Materials and methods

BayesASE modules

BayesASE consists of four main modules: Genotype Specific References, Alignment and SAM Compare, Prior Calculation, and Bayesian Model (Figure 2). Flexibility, generality and process checking are present in each of the four modules that make up the BayesASE pipeline. Workflows for each module are coded according to SLURM workflow manager, Nextflow and Galaxy specifications, and all scripts are available on Github (https://github.com/McIntyre-Lab/BayesASE). The Galaxy package BayesASE has a detailed User Guide (Supplementary File S1) that describes the structure of the workflow and all input and output requirements for each of the individual scripts. The code is also available as a PyPI package, a bioconda package and in the Galaxy Toolshed (see Data Availability Section).

Flowchart of the Bayesian analysis of allele imbalance process for testing for allele imbalance.

The Genotype Specific References module (Supplementary Figure S1) requires as input the reference genome as FASTA file, and genotype specific SNP variants as VCF files, and returns as output a set of genotype specific references obtained incorporating SNP variants into the reference genome. Genotype specific reference reduce mapping bias that occurs when a common reference is used (Skelly et al. 2011; Turro et al. 2011; Graze et al. 2012; Satya et al. 2012; León-Novelo et al. 2014; Munger et al. 2014; Fear et al. 2016). Input VCF files can be generated using the GATK (DePristo et al. 2011), and index input genotype VCF files. BWA index (Li and Durbin 2010) is used to create index files needed for downstream alignment.

The Alignment and SAM Compare module (Supplementary Figure S2) quantifies alignment counts for each input file for each of the two genotype specific genomes of the parents of the F1, compares the alignment files in SAM format, and outputs count tables of reads aligned to each parental genome. In this module, input experimental reads for each F1 sample are aligned to each of their updated parental reference genomes with BWA-MEM (Li 2013). Alignment output counts are compared and reads are designated as mapping to one of the parental genomes (or to both when reads mapping equally well to the two genomes). Technical replicates are summed together, and coverage metrics are calculated. The data are then flagged for low coverage (user defined).

The Bayesian model requires an estimate of a prior to specify the probability that a read generated from the gene in genome 1 maps better to genome 1 than to genome 2 or is mapping equally well on both genomes for each condition. In this implementation, the prior is specified for each gene/cross and each condition separately allowing for maximum flexibility. For each gene/cross/condition, q1 is the prior probability that a read originating from genome 1 maps better to genome 1 and q2 is the prior probability that a read originated from genome 2 maps better to genome 2, with the following constraint: 0 < q1, q2 < 1. The Prior Calculation module (Supplementary Figure S3) estimates priors from DNA data, the RNA data, or simulated data. This module receives count tables for read counts for both informative (mapping to a particular parent) and uninformative reads as input and uses them to estimate a prior probability distribution for each given feature. Priors can also derive independently from this tool and supplied directly to the model.
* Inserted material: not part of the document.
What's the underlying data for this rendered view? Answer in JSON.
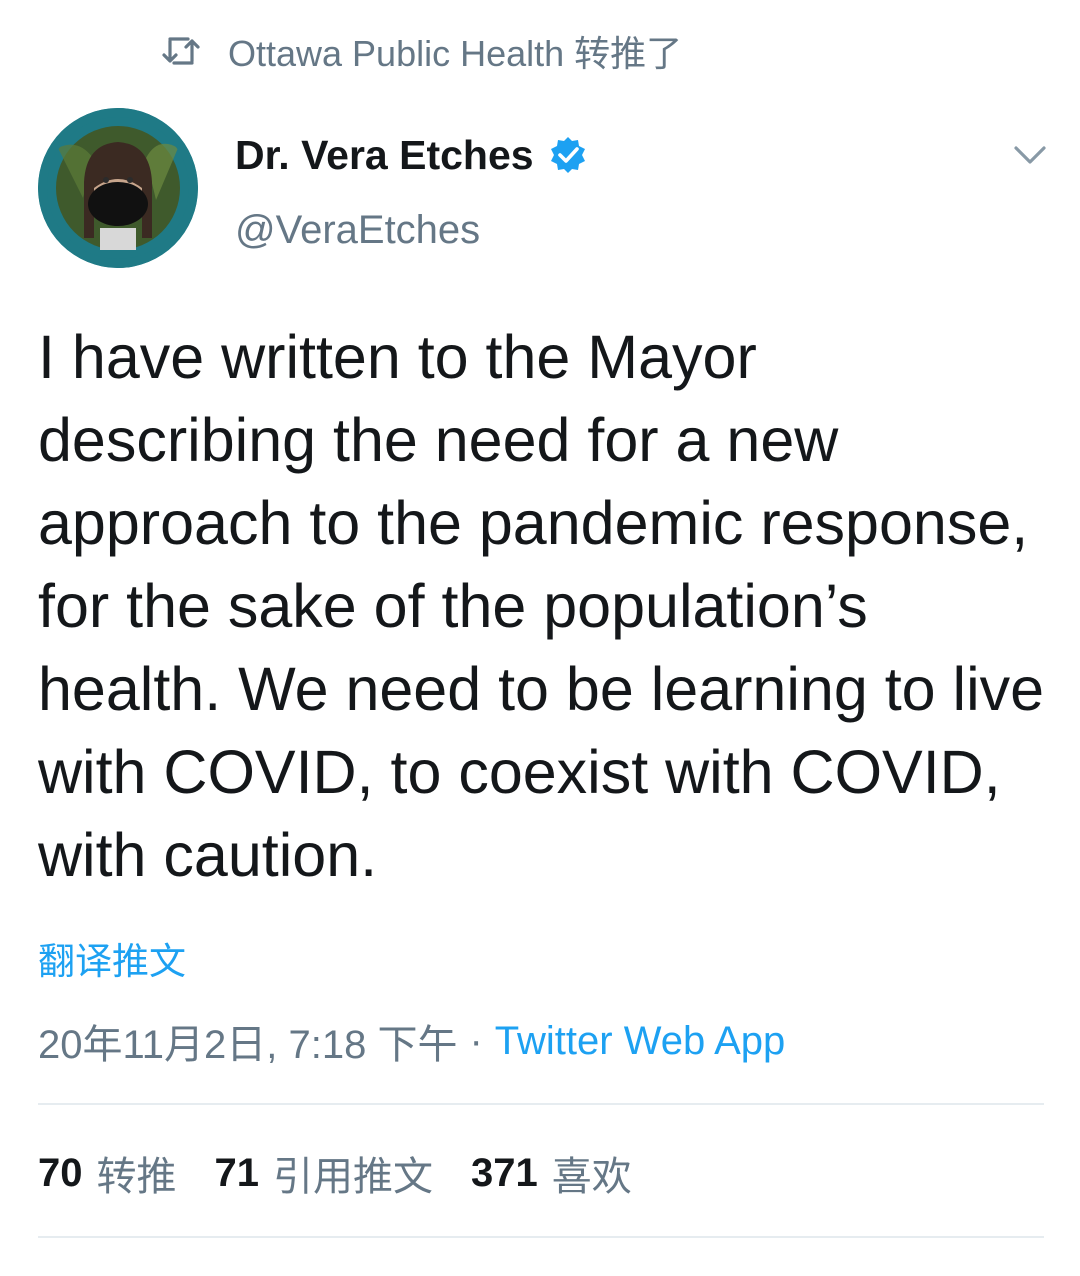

Priors provide information on differences in mapping on the two genomes in absence of AI (Graze et al. 2012; Fear et al. 2016; León-Novelo et al. 2018).

The Bayesian Model module (Supplementary Figure S4) requires as input a design file to identify comparisons to be performed, alignment count tables and priors, either from the previous module or as direct input. The Bayesian model itself is the STAN (Carpenter et al. 2017) implementation of a previously published model for the detection of AI in one or between multiple conditions (León-Novelo et al. 2018) with an extension allowing the priors to be independently specified between conditions. Model output files include values for estimates of levels of AI and their 95% central credible intervals. Output also includes the Bayesian measure of evidence against allelic balance (De Bragança Pereira and Stern 1999; Thulin 2014), defined as the smallest number ev such that the 1-ev central credible interval for estimate of AI does not contain the null value indicating allelic balance. Values of ev can be used in a decision theory context to make decisions about rejecting the null hypothesis.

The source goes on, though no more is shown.